Timezone: »

 
Tutorial
Learning Using Many Examples
Leon Bottou · Andrew W Moore

Mon Dec 03 01:00 PM -- 03:00 PM (PST) @
Event URL: http://leon.bottou.org/talks/largescale »

The statistical learning theory suggests to choose large capacity models that barely avoid over-fitting the training data. In that perspective, all datasets are small. Things become more complicated when one considers the computational cost of processing large datasets. Computationally challenging training sets appear when one want to emulate intelligence: biological brains learn quite efficiently from the continuous streams of perceptual data generated by our six senses, using limited amounts of sugar as a source of power. Computationally challenging training sets also appear when one wants to analyze the masses of data that describe the life of our computerized society. The more data we understand, the more we enjoy competitive advantages.

The first part of the tutorial clarifies the relation between the statistical efficiency, the design of learning algorithms and their computational cost. The second part makes a detailed exploration of specific learning algorithms and of their implementation, with both simple and complex examples. The third part considers algorithms that learn with a single pass over the data. Certain algorithms have optimal properties but are often too costly. Workarounds are discussed. Finally, the fourth part shows how active example selection provides greater speed and reduces the feedback pressure that constrain parallel implementations.

Author Information

Leon Bottou (Facebook AI Research)

Léon Bottou received a Diplôme from l'Ecole Polytechnique, Paris in 1987, a Magistère en Mathématiques Fondamentales et Appliquées et Informatiques from Ecole Normale Supérieure, Paris in 1988, and a PhD in Computer Science from Université de Paris-Sud in 1991. He joined AT&T Bell Labs from 1991 to 1992 and AT&T Labs from 1995 to 2002. Between 1992 and 1995 he was chairman of Neuristique in Paris, a small company pioneering machine learning for data mining applications.

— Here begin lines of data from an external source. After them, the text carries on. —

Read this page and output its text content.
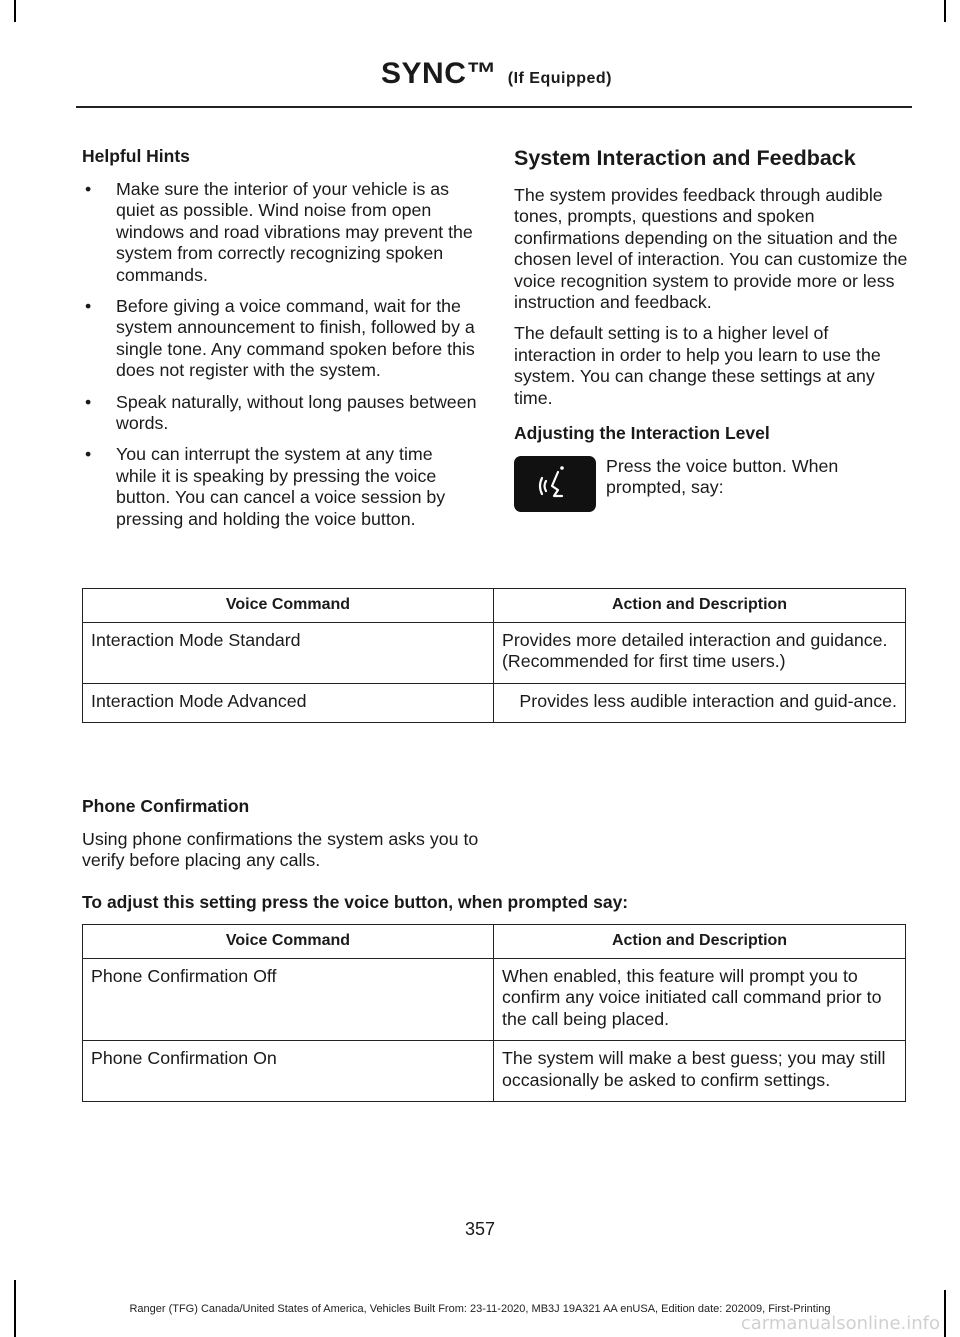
SYNC™ (If Equipped)
Helpful Hints
• Make sure the interior of your vehicle is as quiet as possible. Wind noise from open windows and road vibrations may prevent the system from correctly recognizing spoken commands.
• Before giving a voice command, wait for the system announcement to finish, followed by a single tone. Any command spoken before this does not register with the system.
• Speak naturally, without long pauses between words.
• You can interrupt the system at any time while it is speaking by pressing the voice button. You can cancel a voice session by pressing and holding the voice button.
System Interaction and Feedback

The system provides feedback through audible tones, prompts, questions and spoken confirmations depending on the situation and the chosen level of interaction. You can customize the voice recognition system to provide more or less instruction and feedback.

The default setting is to a higher level of interaction in order to help you learn to use the system. You can change these settings at any time.

Adjusting the Interaction Level
Press the voice button. When prompted, say:
Voice Command	Action and Description
Interaction Mode Standard	Provides more detailed interaction and guidance. (Recommended for first time users.)
Interaction Mode Advanced	Provides less audible interaction and guid-ance.
Phone Confirmation

Using phone confirmations the system asks you to verify before placing any calls.

To adjust this setting press the voice button, when prompted say:
Voice Command	Action and Description
Phone Confirmation Off	When enabled, this feature will prompt you to confirm any voice initiated call command prior to the call being placed.
Phone Confirmation On	The system will make a best guess; you may still occasionally be asked to confirm settings.
357
Ranger (TFG) Canada/United States of America, Vehicles Built From: 23-11-2020, MB3J 19A321 AA enUSA, Edition date: 202009, First-Printing
carmanualsonline.info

He has been with NEC Labs America in Princeton since 2002. Léon's primary research interest is machine learning. His contributions to this field address theory, algorithms and large scale applications. Léon's secondary research interest is data compression and coding. His best known contribution in this field is the DjVu document compression technology (http://www.djvu.org.) Léon published over 70 papers and is serving on the boards of JMLR and IEEE TPAMI. He also serves on the scientific advisory board of Kxen Inc .

Andrew W Moore (Carnegie Mellon University)

Andrew Moore is currently responsible for growing a new Google office on CMU's campus in Pittsburgh. The office focuses on numerous statistical and large scale systems issues in structured data extraction, Google's infrastructure, internet advertising, and fraud prevention. Prior to joining Google in January 2006, Andrew was a Professor of Robotics and Computer Science at the School of Computer Science, Carnegie Mellon University. Andrew began his career writing video-games for an obscure British personal computer ( http://www.oric.org/index.php?page=software&fille=detail&num_log=2). He rapidly became a thousandaire and retired to academia, where he received a PhD from the University of Cambridge in 1991. His main research interest is data mining: statistical algorithms for finding all the potentially useful and statistically meaningful patterns in large sources of data.